USA – A cutting-edge pathology tool developed at Yale University, Patho-DBiT (pathology-compatible deterministic barcoding in tissue), is set to transform cancer diagnostics by using barcode technology to analyze tissue samples with unprecedented detail.
The tool, which was recently featured in Cell, provides molecular-level insights into RNA and protein spatial relationships within tissue, promising significant advancements in personalized cancer treatments.
Patho-DBiT, designed in the lab of Rong Fan, PhD, at Yale’s School of Medicine, maps out the spatial organization of RNA and proteins in tissue samples, revealing their regulatory roles in cancer.
The technology is uniquely equipped with microfluidic devices that deliver barcodes into tissue from two directions, forming a 2D “mosaic” of data points.
This spatial mapping could serve as a foundation for developing targeted, patient-specific therapies.
“It’s the first time we can directly ‘see’ all kinds of RNA species, where they are, and what they do, in clinical tissue samples,” said Dr. Fan, who is a professor of Biomedical Engineering and Pathology at Yale and a senior author of the study.
“Using this tool, we’re able to better understand the fascinating biology of each RNA molecule. It’s going to completely transform how we study the biology of humans in the future.”
The Power of Deep Molecular Analysis
As co-author and Yale Cancer Center member Dr. Mina Xu, MD, explains, the power of Patho-DBiT lies in its ability to reveal new insights into tumor biology.
Dr. Xu, who is a professor of Pathology and the director of Hematopathology at Yale, emphasized the diagnostic potential of the tool, stating, “As a physician who has been diagnosing cancer, I was surprised by how much more I can see using this pathology tool.
“I think this deep molecular dive is going to advance our understanding of tumor biology exponentially. I really look forward to delivering more precise and actionable diagnoses.”
The technology is already licensed to AtlasXomics, a Yale spin-out, signaling a move toward commercializing the innovation for broader applications in cancer treatment.

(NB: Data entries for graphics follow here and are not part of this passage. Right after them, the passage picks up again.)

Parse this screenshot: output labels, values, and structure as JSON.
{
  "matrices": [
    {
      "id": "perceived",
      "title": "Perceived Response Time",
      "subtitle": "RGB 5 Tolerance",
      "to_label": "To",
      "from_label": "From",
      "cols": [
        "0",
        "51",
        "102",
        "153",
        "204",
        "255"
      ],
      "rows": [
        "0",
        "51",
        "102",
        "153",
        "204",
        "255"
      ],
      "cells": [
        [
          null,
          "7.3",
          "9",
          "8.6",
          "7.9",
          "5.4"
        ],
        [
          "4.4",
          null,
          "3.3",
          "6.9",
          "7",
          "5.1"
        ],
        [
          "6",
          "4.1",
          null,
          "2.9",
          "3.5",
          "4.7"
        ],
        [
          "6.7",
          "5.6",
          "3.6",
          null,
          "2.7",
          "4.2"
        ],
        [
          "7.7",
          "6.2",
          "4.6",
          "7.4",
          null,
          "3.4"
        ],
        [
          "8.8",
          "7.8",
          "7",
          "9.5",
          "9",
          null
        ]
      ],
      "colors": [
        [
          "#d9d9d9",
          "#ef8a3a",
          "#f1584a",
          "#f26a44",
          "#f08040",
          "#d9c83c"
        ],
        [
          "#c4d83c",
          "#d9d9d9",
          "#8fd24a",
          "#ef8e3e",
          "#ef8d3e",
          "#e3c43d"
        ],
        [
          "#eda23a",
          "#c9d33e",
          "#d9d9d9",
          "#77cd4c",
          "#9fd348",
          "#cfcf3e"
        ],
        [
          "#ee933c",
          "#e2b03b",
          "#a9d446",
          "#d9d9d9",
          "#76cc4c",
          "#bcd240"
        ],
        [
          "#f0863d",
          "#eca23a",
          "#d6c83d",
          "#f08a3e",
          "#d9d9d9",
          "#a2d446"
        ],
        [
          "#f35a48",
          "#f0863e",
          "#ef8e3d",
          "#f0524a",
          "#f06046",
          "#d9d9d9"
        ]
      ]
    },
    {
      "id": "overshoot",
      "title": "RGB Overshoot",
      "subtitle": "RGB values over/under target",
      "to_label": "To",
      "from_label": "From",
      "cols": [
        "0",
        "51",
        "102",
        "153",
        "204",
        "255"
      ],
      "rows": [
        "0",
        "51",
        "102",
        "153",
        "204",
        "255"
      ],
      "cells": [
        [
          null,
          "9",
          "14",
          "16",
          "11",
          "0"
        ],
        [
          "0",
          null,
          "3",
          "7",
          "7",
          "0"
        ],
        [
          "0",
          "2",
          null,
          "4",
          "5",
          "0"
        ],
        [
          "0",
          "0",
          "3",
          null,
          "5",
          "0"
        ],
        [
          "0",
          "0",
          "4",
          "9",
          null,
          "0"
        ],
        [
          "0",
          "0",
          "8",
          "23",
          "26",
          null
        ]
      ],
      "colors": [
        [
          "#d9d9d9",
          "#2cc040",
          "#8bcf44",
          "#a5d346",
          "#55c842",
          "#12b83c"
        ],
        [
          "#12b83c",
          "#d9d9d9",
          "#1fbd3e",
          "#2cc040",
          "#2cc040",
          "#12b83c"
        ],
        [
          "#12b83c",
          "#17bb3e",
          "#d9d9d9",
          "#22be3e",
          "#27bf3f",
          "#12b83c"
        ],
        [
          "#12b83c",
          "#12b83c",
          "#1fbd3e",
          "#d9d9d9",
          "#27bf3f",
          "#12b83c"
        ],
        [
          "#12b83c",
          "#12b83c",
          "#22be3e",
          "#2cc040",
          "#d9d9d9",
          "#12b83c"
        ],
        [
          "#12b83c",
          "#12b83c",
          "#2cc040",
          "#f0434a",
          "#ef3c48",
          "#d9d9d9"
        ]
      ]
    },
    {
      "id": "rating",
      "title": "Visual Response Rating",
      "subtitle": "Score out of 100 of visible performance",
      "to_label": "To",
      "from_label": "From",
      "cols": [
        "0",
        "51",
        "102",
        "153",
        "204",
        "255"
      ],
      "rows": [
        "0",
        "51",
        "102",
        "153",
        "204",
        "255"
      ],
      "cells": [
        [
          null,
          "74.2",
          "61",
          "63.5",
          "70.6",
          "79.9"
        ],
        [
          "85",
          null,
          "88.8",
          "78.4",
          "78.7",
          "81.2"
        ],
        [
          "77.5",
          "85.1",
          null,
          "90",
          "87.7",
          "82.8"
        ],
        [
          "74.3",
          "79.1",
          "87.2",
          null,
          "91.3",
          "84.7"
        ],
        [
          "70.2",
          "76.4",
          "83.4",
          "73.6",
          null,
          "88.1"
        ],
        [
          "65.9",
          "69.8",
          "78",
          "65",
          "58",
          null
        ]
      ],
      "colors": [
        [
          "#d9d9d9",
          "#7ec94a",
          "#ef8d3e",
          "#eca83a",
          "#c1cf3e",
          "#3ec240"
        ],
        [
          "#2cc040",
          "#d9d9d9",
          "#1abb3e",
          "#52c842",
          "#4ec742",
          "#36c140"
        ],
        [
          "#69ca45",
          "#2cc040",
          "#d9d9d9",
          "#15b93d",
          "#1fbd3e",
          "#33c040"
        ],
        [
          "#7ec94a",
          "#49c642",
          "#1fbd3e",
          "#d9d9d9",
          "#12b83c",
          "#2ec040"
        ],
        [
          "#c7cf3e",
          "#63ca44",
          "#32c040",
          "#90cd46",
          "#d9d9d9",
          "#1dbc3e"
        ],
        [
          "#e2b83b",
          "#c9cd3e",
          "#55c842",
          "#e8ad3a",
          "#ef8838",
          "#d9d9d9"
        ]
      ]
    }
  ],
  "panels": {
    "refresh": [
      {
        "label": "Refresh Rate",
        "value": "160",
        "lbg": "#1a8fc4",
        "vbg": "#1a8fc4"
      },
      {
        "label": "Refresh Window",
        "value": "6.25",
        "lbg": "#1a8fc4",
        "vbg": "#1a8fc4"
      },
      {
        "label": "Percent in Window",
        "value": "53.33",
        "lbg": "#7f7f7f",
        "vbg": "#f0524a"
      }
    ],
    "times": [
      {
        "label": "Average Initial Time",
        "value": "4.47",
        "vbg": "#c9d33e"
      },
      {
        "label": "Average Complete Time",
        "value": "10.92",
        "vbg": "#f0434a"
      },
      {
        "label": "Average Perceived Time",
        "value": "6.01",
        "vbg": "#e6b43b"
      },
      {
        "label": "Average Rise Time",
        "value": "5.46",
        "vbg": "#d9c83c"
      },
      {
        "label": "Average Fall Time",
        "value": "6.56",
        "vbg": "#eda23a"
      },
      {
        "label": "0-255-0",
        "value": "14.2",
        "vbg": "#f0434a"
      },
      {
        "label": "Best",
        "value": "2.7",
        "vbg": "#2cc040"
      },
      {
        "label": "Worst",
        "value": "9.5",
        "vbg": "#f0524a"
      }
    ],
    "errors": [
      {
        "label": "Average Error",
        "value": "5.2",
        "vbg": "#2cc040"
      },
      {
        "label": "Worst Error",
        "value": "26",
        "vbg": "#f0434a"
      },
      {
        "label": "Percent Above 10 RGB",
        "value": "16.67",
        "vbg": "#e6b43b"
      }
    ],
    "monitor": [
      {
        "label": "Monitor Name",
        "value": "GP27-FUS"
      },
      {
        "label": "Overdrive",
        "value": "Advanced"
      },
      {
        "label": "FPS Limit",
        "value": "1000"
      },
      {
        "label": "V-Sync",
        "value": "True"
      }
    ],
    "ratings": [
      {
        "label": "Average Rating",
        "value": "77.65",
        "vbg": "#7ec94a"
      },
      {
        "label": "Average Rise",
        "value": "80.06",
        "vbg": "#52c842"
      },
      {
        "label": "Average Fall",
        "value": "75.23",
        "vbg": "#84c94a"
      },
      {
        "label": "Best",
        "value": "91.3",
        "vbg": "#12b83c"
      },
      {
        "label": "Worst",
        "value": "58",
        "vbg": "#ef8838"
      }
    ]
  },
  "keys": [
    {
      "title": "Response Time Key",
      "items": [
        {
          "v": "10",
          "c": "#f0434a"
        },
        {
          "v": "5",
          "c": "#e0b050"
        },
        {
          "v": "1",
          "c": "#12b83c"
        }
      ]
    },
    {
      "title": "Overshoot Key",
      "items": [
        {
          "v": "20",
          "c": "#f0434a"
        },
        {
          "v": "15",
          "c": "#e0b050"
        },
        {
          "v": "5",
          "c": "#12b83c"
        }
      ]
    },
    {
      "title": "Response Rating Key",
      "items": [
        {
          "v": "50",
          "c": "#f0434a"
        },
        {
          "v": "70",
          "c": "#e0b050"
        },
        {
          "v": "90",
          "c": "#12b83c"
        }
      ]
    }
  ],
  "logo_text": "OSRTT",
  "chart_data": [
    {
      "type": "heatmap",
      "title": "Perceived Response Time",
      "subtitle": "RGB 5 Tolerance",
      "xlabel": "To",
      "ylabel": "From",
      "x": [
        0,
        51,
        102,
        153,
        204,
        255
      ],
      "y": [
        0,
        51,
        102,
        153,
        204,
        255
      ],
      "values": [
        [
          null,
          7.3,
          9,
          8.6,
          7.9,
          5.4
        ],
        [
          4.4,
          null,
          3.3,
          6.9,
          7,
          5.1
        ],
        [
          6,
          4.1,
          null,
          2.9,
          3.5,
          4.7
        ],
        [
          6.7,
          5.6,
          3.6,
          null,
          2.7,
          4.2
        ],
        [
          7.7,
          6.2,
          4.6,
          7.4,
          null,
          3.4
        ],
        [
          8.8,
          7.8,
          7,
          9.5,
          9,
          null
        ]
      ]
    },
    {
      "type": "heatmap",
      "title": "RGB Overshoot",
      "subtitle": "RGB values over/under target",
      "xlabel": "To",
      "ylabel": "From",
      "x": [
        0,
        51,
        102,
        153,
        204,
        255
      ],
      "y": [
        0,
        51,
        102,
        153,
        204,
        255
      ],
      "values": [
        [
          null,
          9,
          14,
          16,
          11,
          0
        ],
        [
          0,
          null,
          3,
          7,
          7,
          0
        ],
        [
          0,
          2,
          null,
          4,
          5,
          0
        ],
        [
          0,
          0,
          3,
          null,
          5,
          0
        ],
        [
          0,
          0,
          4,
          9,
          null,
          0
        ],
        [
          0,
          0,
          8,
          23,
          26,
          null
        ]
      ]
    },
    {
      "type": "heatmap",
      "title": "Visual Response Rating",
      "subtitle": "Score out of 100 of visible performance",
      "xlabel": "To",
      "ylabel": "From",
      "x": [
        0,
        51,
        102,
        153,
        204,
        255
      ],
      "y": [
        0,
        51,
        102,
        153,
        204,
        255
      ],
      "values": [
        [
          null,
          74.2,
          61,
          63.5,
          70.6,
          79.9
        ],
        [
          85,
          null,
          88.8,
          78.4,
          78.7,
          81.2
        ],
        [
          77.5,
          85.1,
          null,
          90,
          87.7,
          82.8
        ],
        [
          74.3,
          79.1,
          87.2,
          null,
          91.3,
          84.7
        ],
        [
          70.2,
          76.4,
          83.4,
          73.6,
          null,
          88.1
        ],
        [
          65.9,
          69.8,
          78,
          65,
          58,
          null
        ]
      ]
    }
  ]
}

Advancing cancer treatment and diagnostics
Traditional pathology methods are often limited in their ability to capture the full molecular picture in tissue samples.
The researchers at Yale believe Patho-DBiT could bridge this gap, unlocking what the study’s first author, Dr. Zhiliang Bai, PhD, called a “wealth of information” preserved in laboratory biopsies.
Dr. Bai explained, “There are millions of these tissues that have been archived for so many years, but up until now, we didn’t have effective tools to investigate them at a spatial level.
“RNA molecules in these tissues we’re looking at are highly fragmented, and traditional methods can’t capture all the important information about them. It’s why we’re very excited about Patho-DBiT.”
With its ability to track RNA and proteins precisely, Patho-DBiT has potential applications in mapping the mechanisms behind tumor progression, offering hope for early intervention in cases where low-grade tumors transform into more aggressive forms.
This spatial data could enable researchers to better understand—and possibly prevent—tumor development.
Yale’s collaborative approach to innovation
The development of Patho-DBiT involved a collaborative team from Yale’s Biomedical Engineering, Pathology, and Genetics departments.
Dr. Jun Lu, associate professor of genetics and co-author of the study, praised Patho-DBiT’s capability to generate spatial maps of noncoding RNA expression, shedding light on regions of the genome once thought to be “junk DNA.”
“It is very exciting that Patho-DBiT-seq is also capable of generating spatial maps of noncoding RNA expression,” Dr. Lu remarked.
“Noncoding RNAs are often in regions of our genomes that were previously thought of as junk DNA, but now they are recognized as treasured players in biology and diseases such as cancer.”
Next steps and future potential
While the technology holds considerable promise, the research team emphasizes that more studies are required to test and validate Patho-DBiT with patient samples before it can be used in clinical settings.
With additional research, Patho-DBiT could potentially become a vital tool in pathology diagnostics, making it possible to create highly personalized cancer treatments.
Supported by the National Institutes of Health (NIH), this research marks a critical step toward integrating advanced molecular analysis into everyday clinical pathology.